TMPPM 2008 > Texas Medicaid Services > Family Planning Services > Procedure Codes and Reimbursement Amounts

   
 

20.7.9.2 Required Fields

All of the fields must be legible in order for the consent form to be valid. Any illegible field results in a denial of the submitted consent form. Resubmission of legible information must be indicated on the consent form itself. Resubmission with information indicated on a cover page or letter is not accepted.

Consent to Sterilization

Name of doctor or clinic.

Name of the sterilization operation.

Client's date of birth (month, day, year).

Client's name (first and last names are required).

Client's signature.

Date of client signature-Client must be 21 years of age or older on this date. This date cannot be altered or added at a later date.

Interpreter's Statement (If Applicable)

Name of language used by interpreter.

Interpreter's signature.

Date of interpreter's signature (month, day, year).

Statement of Person Obtaining Consent

Client's name (first and last names are required).

Name of the sterilization operation.

Signature of person obtaining consent-The statement of person obtaining consent must be completed by the person who explains the surgery and its implications and alternate methods of birth control.

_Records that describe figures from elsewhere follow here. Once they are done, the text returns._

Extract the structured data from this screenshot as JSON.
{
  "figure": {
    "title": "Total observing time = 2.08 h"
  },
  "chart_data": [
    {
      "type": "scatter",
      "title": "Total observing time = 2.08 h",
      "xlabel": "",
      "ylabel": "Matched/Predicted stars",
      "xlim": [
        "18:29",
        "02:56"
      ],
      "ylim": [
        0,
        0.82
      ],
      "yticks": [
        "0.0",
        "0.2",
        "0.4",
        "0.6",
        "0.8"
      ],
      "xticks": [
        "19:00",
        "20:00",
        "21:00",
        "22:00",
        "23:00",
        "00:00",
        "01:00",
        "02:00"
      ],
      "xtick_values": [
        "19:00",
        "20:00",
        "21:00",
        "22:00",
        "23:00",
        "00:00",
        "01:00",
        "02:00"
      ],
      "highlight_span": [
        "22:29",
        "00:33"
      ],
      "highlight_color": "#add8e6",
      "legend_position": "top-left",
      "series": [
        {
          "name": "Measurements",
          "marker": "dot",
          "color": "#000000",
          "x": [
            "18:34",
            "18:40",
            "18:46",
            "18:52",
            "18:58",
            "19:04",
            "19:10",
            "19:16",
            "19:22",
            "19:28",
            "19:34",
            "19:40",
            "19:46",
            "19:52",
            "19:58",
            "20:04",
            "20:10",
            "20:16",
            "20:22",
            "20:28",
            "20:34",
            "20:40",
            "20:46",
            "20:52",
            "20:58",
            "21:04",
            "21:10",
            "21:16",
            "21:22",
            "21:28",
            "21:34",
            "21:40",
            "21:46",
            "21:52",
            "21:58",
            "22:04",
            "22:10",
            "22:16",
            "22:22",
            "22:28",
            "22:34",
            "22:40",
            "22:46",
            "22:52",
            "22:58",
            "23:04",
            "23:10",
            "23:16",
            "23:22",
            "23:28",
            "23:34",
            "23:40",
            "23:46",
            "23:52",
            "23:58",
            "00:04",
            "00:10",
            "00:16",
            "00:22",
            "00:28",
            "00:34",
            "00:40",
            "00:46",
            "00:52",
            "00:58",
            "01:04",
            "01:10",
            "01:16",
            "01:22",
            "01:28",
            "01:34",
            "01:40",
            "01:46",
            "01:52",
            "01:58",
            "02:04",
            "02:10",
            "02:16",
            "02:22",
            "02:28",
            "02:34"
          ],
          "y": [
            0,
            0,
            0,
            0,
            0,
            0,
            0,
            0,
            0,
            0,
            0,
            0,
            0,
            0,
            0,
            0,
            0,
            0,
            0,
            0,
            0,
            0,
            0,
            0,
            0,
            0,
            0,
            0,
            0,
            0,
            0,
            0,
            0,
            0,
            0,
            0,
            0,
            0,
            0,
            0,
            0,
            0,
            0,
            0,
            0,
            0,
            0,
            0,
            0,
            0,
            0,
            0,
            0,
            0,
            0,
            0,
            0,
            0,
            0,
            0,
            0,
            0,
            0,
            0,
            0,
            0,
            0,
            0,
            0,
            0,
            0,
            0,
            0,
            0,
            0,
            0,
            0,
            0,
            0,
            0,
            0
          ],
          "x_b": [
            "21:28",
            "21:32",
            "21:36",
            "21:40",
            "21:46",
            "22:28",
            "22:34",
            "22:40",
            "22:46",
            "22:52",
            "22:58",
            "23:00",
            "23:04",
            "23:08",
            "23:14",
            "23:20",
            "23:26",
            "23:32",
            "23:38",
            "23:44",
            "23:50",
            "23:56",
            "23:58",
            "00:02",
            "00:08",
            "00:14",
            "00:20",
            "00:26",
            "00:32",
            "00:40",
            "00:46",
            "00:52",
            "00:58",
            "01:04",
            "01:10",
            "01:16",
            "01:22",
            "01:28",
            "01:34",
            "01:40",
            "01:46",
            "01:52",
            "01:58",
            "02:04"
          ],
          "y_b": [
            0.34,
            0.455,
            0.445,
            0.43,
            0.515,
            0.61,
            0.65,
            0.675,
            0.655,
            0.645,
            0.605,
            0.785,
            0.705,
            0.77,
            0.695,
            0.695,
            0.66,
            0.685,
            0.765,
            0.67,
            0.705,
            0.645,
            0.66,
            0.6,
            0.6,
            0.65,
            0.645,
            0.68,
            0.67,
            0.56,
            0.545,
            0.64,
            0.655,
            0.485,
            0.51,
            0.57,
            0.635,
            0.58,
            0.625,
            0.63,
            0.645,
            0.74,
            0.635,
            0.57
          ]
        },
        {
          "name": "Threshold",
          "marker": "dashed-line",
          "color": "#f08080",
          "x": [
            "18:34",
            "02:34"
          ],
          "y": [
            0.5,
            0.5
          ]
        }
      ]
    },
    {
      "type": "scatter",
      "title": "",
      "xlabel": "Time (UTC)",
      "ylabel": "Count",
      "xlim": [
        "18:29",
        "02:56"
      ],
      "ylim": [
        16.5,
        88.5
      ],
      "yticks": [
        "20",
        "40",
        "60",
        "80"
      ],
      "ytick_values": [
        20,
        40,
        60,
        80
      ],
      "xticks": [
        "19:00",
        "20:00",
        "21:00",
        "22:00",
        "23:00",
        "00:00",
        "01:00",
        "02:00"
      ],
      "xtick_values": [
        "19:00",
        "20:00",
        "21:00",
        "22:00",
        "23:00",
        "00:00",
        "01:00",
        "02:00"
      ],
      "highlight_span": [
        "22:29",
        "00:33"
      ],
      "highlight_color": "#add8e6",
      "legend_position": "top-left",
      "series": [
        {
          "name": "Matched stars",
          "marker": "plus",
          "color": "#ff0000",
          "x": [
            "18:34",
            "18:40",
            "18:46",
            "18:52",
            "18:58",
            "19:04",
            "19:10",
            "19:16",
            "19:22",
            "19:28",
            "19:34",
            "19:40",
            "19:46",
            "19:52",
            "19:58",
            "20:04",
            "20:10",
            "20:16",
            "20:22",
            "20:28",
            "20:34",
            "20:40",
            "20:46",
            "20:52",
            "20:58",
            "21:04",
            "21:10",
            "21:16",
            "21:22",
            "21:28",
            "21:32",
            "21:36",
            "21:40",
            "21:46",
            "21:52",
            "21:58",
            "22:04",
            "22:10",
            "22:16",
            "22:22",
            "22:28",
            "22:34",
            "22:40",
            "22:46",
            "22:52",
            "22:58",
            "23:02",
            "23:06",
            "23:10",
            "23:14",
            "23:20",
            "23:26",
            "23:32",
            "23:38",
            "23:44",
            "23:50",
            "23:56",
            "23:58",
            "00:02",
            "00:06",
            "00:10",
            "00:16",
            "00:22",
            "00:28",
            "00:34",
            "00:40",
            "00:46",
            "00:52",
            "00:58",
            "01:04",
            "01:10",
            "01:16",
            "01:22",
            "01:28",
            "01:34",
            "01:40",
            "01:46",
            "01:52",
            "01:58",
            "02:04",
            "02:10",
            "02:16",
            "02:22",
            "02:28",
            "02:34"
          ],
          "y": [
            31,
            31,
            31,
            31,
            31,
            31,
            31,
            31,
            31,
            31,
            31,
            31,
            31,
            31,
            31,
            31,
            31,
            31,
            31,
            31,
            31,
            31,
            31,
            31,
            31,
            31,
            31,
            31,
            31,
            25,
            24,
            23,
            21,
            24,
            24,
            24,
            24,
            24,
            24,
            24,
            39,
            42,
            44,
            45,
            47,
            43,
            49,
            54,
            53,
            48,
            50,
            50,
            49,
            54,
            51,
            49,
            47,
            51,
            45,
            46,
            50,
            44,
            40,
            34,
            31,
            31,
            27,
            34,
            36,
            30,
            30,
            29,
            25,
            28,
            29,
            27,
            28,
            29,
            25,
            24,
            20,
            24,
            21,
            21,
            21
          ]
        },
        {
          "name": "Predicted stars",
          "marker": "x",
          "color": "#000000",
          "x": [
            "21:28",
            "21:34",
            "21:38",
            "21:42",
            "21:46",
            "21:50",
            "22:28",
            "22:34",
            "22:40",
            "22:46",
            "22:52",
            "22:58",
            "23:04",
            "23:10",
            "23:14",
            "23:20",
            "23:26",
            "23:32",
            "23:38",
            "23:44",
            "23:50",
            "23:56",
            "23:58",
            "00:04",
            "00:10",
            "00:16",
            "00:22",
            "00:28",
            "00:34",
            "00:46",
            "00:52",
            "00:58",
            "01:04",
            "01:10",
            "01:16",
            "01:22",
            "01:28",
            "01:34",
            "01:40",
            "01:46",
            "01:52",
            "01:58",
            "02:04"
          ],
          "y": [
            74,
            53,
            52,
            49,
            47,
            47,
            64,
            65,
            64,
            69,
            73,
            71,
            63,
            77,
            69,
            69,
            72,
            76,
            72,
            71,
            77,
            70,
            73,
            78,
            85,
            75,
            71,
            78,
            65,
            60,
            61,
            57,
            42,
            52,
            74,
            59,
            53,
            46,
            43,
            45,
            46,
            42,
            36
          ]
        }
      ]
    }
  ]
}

The signature of person obtaining consent must be completed at the time the consent is obtained. The signature must be an original signature, not a rubber stamp.

Date of the person obtaining consent's signature (month, day, year)-Must be the same date as the client's signature date.

Facility name-Clinic/office where the client received the sterilization information.

Facility address-Clinic/office where the client received the sterilization information.

Physician's Statement

Client's name (first and last names are required).

Date of sterilization procedure (month, day, year)- Must be at least 30 days and no more than 180 days from the date of the client's consent except in cases of premature delivery or emergency abdominal surgery.

Name of the sterilization operation.

Expected date of delivery (EDD)-Required when there are less than 30 days between the date of the client consent and date of surgery. Client's signature date must be at least 30 days prior to EDD.

Circumstances of emergency surgery-Operative report(s) detailing the need for emergency abdominal surgery are required.

Physician's signature-Stamped or computer-generated signatures are not acceptable.

Date of physician's signature (month, day, year)-This date must be on or after the date of surgery.

Paperwork Reduction Act Statement

This is a required statement and must be included on every Sterilization Consent Form submitted.

Additional Required Fields

The following provider identification numbers are required to expedite the processing of the consent form:

Texas Provider Identifier (TPI).

National Provider Identifier (NPI).

Taxonomy.

Benefit code.

Provider/clinic phone number.

Provider/clinic fax number (If available).

Family planning title for client-Indicated by circling V, X, XIX, or XX.